Lo que se debe recordar es que el poder judicial y, si se tiene diferenciado, como sucede en España, el Tribunal Constitucional, son inicialmente los poderes más débiles del Estado constitucional por su configuración «pasiva», esto es, no pueden intervenir en un conflicto si no son atraídos por los sujetos que pueden hacerlo. Y, sin embargo, pueden devenir paradójicamente en los más importantes, al quedar, si no se violenta la Constitución y el resto del ordenamiento jurídico con un golpe de Estado, como las últimas instancias para la salvaguardia de la libertad, la igualdad, la justicia, los derechos fundamentales, la soberanía del pueblo y la propia división de poderes, esto es, el Estado de derecho.

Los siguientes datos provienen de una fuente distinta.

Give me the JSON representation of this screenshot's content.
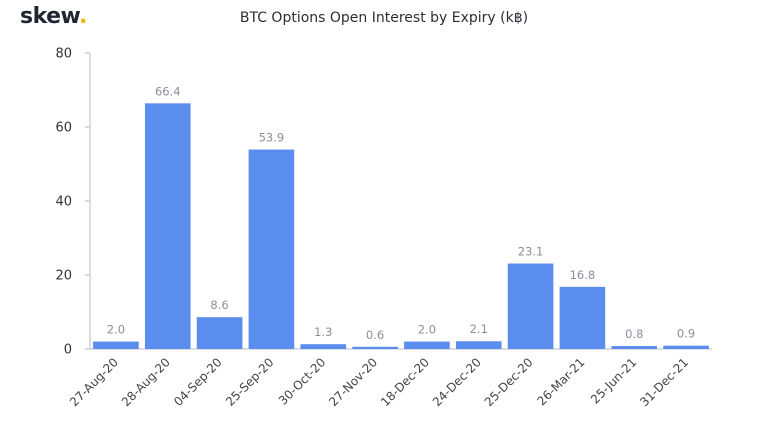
{
  "brand": {
    "name": "skew",
    "dot": "."
  },
  "chart_data": {
    "type": "bar",
    "title": "BTC Options Open Interest by Expiry (k฿)",
    "categories": [
      "27-Aug-20",
      "28-Aug-20",
      "04-Sep-20",
      "25-Sep-20",
      "30-Oct-20",
      "27-Nov-20",
      "18-Dec-20",
      "24-Dec-20",
      "25-Dec-20",
      "26-Mar-21",
      "25-Jun-21",
      "31-Dec-21"
    ],
    "values": [
      2.0,
      66.4,
      8.6,
      53.9,
      1.3,
      0.6,
      2.0,
      2.1,
      23.1,
      16.8,
      0.8,
      0.9
    ],
    "data_labels": [
      "2.0",
      "66.4",
      "8.6",
      "53.9",
      "1.3",
      "0.6",
      "2.0",
      "2.1",
      "23.1",
      "16.8",
      "0.8",
      "0.9"
    ],
    "ylim": [
      0,
      80
    ],
    "yticks": [
      0,
      20,
      40,
      60,
      80
    ],
    "xlabel": "",
    "ylabel": "",
    "grid": false,
    "bar_color": "#5b8def"
  }
}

Pongamos un ejemplo de esta tensión agudizada o ataque larvado a la independencia judicial en España, sea en su función jurisdiccional ordinaria o, en este caso, constitucional, al hilo de la admisión a trámite de la cuestión de inconstitucionalidad planteada por la Sala Segunda del Tribunal Supremo sobre la «Ley orgánica 1/2024, de 10 de junio, de amnistía para la normalización institucional, política y social en Cataluña» y de la presentación de nueve recursos de inconstitucionalidad de otras tantas comunidades autónomas contra la misma norma. Así como la abstención de uno de los magistrados del Tribunal Constitucional, que, a juicio de algún recurrente, no debería ser el único en apartarse por su pérdida de imparcialidad o de apariencia de imparcialidad ante este conflicto de rango constitucional y existencial para la democracia española.

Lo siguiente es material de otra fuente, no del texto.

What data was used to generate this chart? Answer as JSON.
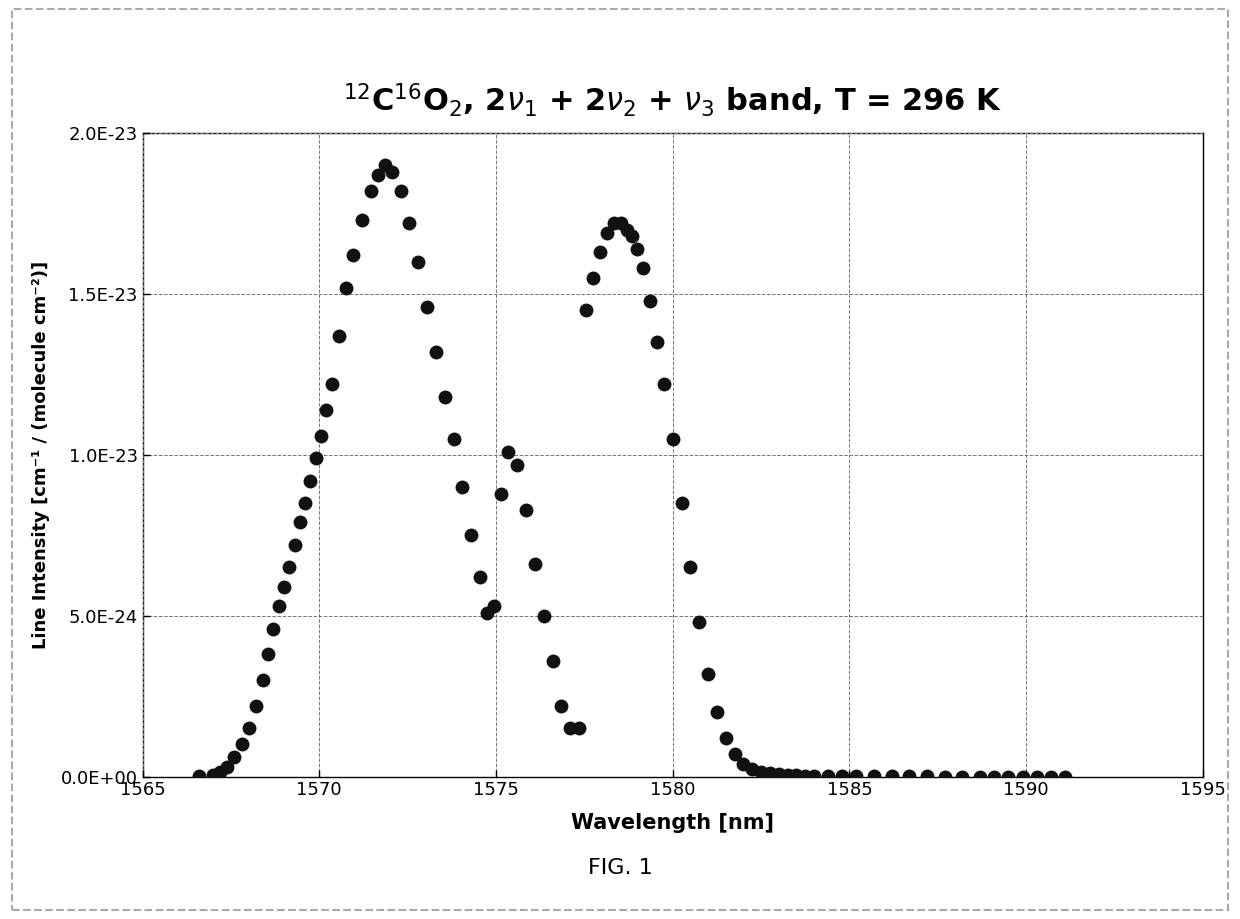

Se han escrito y pronunciado los correctos y muchísimo más numerosos argumentos por la mejor doctrina jurídica que prueban que la amnistía es contraria a la Constitución y al derecho de la Unión Europea. Baste por todo ello, aunque haya por supuesto más autores, la obra colectiva ‘La amnistía en España. Constitución y Estado de derecho’ (dirigida por Aragón, Gimbernat y Ruiz Robledo), traducida al inglés; donde se recogen ¡78 textos! Amnistiar en la España constitucional surgida del gran pacto de la Transición de 1975 a 1978 es impugnar la Constitución de raíz como una norma plenamente democrática y asumir el relato de sus enemigos internos. Significa reconocer ante los ciudadanos y el resto del mundo que España no es un Estado de derecho; cuando nuestra Constitución ha establecido un régimen de libertades amplísimo, por el que incluso debe aceptarse que fuerzas anticonstitucionales están en el juego político. Significa reconocer que el Código Penal, pese a haber sido aprobado en 1995, contempla la posibilidad de cometer «delitos políticos» y que la corrupción de los políticos no debe castigarse. Significa establecer que hay distintas clases de españoles, de primera y de segunda división. Sin olvidar tampoco que la cuestión de la amnistía se discutió en las llamadas Cortes Constituyentes y, por tales fundamentos, se rechazó incluirla en la Constitución.

El problema se revela en España de un tiempo a esta parte; porque no es la ley, intersección de lo racional con lo justo (de Aristóteles a Habermas), la que valida la acción política frente a la Constitución y al Derecho, sino que son los agentes del poder los que quieren decidir no solo lo que es la política, sino lo que es la ley. Los procesos de regresión padecidos en algunos Estados europeos en los últimos diez años evidencian que la supervivencia del Estado constitucional no puede darse por supuesta. Ha resurgido, así, una nueva lucha por el Estado de derecho en la que sus defensores han encontrado un aliado poderoso en la integración europea (Bustos Gisbert), que está actuando como un límite relevante, aunque no del todo eficaz, frente a estos retrocesos.

Tiene clarísimo Constant, en sus ‘Principios de política aplicables a todos los gobiernos representativos’, que «las condiciones indispensables para hacer del poder judicial la salvaguardia de los ciudadanos son las mismas en todas las formas de gobierno… La primera condición es que el poder judicial sea independiente; este aserto no requiere pruebas». La protección de la independencia judicial es en consecuencia verdadera condición existencial del Estado constitucional en general, en España y de la Unión Europea. La decisión del Tribunal Constitucional sobre la citada ley de amnistía será la prueba de fuego de la democracia española.